So it's 8:30, Central Standard Time. I'm in a motel room in a small town at the geographic heart of the U.S.A., listening to rain hammer at the window. The last time I spent the night in this part of the country, the only room available at the Best Western was an upstairs room, and the lady behind the desk offered it to Aelred and me -- we were moving from Memphis to Salt Lake City, with all our belongings, including, at that moment, our car keys, locked in the back of the U-Haul truck -- in a spirit of dubiousness. It was storming out; did we really want to take our chances? We were too road-stoned just then to care whether we got blown away or not, and besides, we needed a telephone to call a locksmith. As it turned out, when Aelred called the one local listing in the yellow pages, the man had just died, so that Aelred spent some minutes apologizing profusely to the widow on the other end. I forget how we ended up getting our keys back, but we must have, because we're not still there. Or to put it another way, here I am in Kansas again.
I have had some very nice barbecue for dinner, and now I'm mulling over the offerings in the vending machine downstairs, more out of boredom than actual hunger. The best thing about this motel is that it has free wi-fi; otherwise, there's not much on. Epiphany, who accompanied me on this junket -- or, more accurately, whom I accompanied -- is spending the night in the freshman dorms of the local liberal-arts college, having a taste of campus life after dark on a wet Thursday night. I meanwhile am having a taste of it's really too early to go to bed, but there's nothing else to do.
And that's not a bad thing. Do not think that I complain. The solitude is not unpleasant on the whole. After a day of plane changes, it's nice to sit here in the mauve-carpeted quiet with nothing before me that has to be done, except maybe get some Grandma's Cookies out of the vending machine, because calories consumed in Kansas after 8 p.m. don't count.
There's an odd noise coming from somewhere out in the hall, a noise like several people trying to swim in the ice machine.
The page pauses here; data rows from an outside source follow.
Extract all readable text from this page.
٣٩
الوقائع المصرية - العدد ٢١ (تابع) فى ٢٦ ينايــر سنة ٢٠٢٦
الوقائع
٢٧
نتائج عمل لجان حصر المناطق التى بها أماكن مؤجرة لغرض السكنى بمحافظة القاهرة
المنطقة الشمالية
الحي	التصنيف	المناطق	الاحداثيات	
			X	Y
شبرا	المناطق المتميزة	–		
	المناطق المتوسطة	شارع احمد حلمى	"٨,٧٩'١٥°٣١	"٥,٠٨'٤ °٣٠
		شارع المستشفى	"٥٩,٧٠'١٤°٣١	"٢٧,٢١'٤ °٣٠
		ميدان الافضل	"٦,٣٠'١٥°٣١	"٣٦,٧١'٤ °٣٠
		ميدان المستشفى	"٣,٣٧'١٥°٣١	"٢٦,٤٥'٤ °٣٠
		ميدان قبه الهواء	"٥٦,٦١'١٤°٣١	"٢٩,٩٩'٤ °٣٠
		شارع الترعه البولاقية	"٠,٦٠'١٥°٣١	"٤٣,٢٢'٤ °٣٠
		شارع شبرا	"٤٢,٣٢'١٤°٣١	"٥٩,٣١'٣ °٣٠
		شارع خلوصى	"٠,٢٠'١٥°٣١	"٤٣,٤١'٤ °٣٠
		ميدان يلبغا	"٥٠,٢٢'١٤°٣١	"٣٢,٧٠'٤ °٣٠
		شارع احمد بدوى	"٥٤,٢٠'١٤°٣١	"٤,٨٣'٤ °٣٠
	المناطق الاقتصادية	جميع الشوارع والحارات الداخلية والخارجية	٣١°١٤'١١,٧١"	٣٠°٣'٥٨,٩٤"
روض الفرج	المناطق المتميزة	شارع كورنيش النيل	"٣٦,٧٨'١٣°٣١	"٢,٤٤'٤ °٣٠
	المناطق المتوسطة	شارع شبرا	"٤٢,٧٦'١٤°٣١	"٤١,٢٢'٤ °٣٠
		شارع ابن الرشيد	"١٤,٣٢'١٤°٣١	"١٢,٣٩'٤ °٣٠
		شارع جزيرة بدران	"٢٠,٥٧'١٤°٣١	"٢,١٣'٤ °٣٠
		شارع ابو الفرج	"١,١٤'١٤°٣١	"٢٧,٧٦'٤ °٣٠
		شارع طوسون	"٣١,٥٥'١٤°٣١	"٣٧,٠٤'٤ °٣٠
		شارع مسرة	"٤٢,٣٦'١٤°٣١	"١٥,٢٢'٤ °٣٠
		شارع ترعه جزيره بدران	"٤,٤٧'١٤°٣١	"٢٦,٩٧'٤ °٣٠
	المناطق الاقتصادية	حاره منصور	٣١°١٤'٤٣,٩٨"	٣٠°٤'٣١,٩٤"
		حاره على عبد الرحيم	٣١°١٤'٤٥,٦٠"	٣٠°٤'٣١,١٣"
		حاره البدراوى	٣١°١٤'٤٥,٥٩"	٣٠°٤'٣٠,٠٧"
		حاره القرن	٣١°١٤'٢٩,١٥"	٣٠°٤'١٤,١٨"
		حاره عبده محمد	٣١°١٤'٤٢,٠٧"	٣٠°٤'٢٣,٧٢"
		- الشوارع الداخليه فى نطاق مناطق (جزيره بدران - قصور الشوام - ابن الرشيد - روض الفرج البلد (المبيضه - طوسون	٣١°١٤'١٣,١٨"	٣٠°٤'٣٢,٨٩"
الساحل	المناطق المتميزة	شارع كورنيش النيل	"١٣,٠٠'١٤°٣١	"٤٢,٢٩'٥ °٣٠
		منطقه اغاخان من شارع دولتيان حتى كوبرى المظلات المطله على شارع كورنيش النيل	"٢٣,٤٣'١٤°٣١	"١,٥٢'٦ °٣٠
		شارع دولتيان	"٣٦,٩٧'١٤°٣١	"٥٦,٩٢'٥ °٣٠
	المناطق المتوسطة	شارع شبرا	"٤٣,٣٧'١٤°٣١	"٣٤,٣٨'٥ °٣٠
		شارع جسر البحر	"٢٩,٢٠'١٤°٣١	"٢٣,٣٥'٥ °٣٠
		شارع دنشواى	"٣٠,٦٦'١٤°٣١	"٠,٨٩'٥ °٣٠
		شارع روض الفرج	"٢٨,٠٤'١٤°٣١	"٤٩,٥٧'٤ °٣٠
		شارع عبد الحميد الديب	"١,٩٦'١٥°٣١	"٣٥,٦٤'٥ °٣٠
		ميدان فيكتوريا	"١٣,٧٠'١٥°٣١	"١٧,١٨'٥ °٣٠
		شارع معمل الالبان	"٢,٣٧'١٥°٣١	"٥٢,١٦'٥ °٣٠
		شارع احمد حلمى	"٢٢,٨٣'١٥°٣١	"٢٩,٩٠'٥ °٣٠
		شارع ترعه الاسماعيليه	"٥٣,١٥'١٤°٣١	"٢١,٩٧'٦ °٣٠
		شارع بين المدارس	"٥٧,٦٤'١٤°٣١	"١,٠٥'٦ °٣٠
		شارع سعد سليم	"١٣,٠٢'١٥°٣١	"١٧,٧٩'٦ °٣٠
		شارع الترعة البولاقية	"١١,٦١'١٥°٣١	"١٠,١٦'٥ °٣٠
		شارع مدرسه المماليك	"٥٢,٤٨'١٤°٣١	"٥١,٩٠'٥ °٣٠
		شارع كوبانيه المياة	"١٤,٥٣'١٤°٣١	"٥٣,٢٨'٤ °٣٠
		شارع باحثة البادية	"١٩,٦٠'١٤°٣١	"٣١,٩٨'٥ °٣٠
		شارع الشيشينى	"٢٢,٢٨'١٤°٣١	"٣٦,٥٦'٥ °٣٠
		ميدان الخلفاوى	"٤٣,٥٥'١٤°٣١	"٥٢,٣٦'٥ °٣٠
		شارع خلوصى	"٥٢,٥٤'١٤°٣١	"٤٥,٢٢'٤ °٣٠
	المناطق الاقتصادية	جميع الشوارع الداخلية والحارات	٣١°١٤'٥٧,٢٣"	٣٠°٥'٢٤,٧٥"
I think I may be too tired for cookies anyway. Nothing to do but go to bed is sounding better and better to me.
2 comments:
I've never been to Kansas and as silly as it sounds its on my bucket list. "Go To Kansas And Stand In A Wheat Field Just Before Harvest." Not that's what you're doing...there in your hotel room with the folks swimming in the ice machine down the hall. I just thought I'd share. *grin*
Well, you know, you ought to see as much of the world as you can in this life . . .
Seriously, it is very pretty here. The town we're in is a very archetypal midwestern town, a tidy grid of Victorian houses by the Missouri River. People are lovely and friendly, at least at the college my firstborn is visiting -- they've gone out of their way to be gracious. I'm not sure what I was expecting from this visit, but even in mizzling rain and November gray, it's been really nice.